In some cultures across the world, the placenta is seen as the tree of life – and some even say that the blood vessels and cord resemble the roots and trunk of a tree. The tree of life symbolism appears in many cultures and religions globally and signifies wisdom and knowledge, strength and longevity, and connecting the heavens to the earth.
In monochorionic twins, the blood vessels in the placenta are intertwined and shared between the twins. Just like the roots of a tree, the size, the direction, and how they connect to the placenta have an impact on how the twins grow. Small blood vessels can be just as problematic as large ones. Unequal sharing of the placenta can cause unequal growth. As a result, twins with shared placentas also face problems with growth and sharing of nutrients and blood.
TAPS is caused by tiny blood vessels within the placenta that are connected and one twin sending red blood cells to the other but does not receive them back. This causes anemia and polycythemia.

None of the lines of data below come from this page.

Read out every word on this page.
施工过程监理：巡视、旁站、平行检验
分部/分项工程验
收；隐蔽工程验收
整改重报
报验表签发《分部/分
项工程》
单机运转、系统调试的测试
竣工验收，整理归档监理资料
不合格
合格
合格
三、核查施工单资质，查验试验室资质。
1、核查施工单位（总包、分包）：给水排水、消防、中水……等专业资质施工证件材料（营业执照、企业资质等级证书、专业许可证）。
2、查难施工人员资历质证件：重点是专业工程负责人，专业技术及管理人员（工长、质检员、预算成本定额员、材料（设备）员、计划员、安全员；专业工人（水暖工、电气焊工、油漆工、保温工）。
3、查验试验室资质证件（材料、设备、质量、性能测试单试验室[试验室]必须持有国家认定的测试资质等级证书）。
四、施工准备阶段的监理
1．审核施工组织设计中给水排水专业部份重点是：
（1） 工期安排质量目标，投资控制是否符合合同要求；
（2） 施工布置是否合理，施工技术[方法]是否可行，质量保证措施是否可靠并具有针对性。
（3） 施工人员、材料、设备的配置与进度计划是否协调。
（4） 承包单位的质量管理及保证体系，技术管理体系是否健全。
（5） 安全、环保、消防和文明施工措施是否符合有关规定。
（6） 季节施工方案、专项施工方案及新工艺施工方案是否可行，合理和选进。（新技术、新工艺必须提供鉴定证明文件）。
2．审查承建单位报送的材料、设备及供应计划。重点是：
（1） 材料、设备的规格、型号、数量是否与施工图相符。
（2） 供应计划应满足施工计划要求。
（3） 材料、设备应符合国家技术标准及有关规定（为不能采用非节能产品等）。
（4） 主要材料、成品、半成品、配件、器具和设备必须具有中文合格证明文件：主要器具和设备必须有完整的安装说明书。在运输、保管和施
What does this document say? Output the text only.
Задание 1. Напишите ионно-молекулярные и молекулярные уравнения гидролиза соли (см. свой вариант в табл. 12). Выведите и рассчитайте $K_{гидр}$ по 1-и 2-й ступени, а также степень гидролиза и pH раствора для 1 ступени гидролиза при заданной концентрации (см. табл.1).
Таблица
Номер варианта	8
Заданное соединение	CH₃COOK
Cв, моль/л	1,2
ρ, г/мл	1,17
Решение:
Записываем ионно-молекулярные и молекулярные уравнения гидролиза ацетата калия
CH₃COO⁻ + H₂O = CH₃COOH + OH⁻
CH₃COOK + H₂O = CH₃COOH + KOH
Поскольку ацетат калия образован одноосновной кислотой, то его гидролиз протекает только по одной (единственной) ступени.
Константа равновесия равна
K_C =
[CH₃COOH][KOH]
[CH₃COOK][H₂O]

Our logo is two trees, intertwined with connections between them. Isolde drew inspiration from both Celtic imageries, and pictures of twin placentas to bring this image to life. The twin trees symbolize wisdom and strength, and the connections between the trees remind us of the bonds our rare disease has created between research and patients. Using the symbolism of the tree of life embraces that our rare disease crosses cultures, countries, and religions, and connects those who are diagnosed, and those who diagnose TAPS worldwide.
Why Pink And White?
We first utilized pink in our TAPS day campaign last year – a bold choice. As an organization, we feel that it is important that it isn’t seen that we “own” this day or this disease, but rather that we are here to support and recognize the research that is done, and work with the families that are diagnosed with it.
To us, raising awareness of TAPS is the ultimate goal here, and we will work with organizations worldwide to do so. International TAPS day is about raising awareness of TAPS – not about us.
In 2020, I put out a call to my network to find a local designer who could take an idea out of my head and play with it. A friend, Petra (who was a strong supporter of our foundation and has sadly lost her battle with cancer last year), connected me to Isolde.
Without knowing her story, or much about her, I met her to discuss my idea, and we instantly formed a bond. She took the idea from my head, and created the image we see above.
Isolde is no stranger to the complications of multiple pregnancy, and sadly, is a twin loss parent. Her passion and strength and personal experience is forged into the soul of this image, and has created a beautiful, special and meaningful design for all families worldwide.
This image means more to me than ever, because of the incredible connections of a friend, and the depth of the meaning to all that have been involved in this project. This piece resonates with me on a personal level just because of the strength, determination, and inspiration that have been part of this whole piece.
There are deep connections here, and it is just the beginning of a larger picture, and even more ways to connect with TAPS.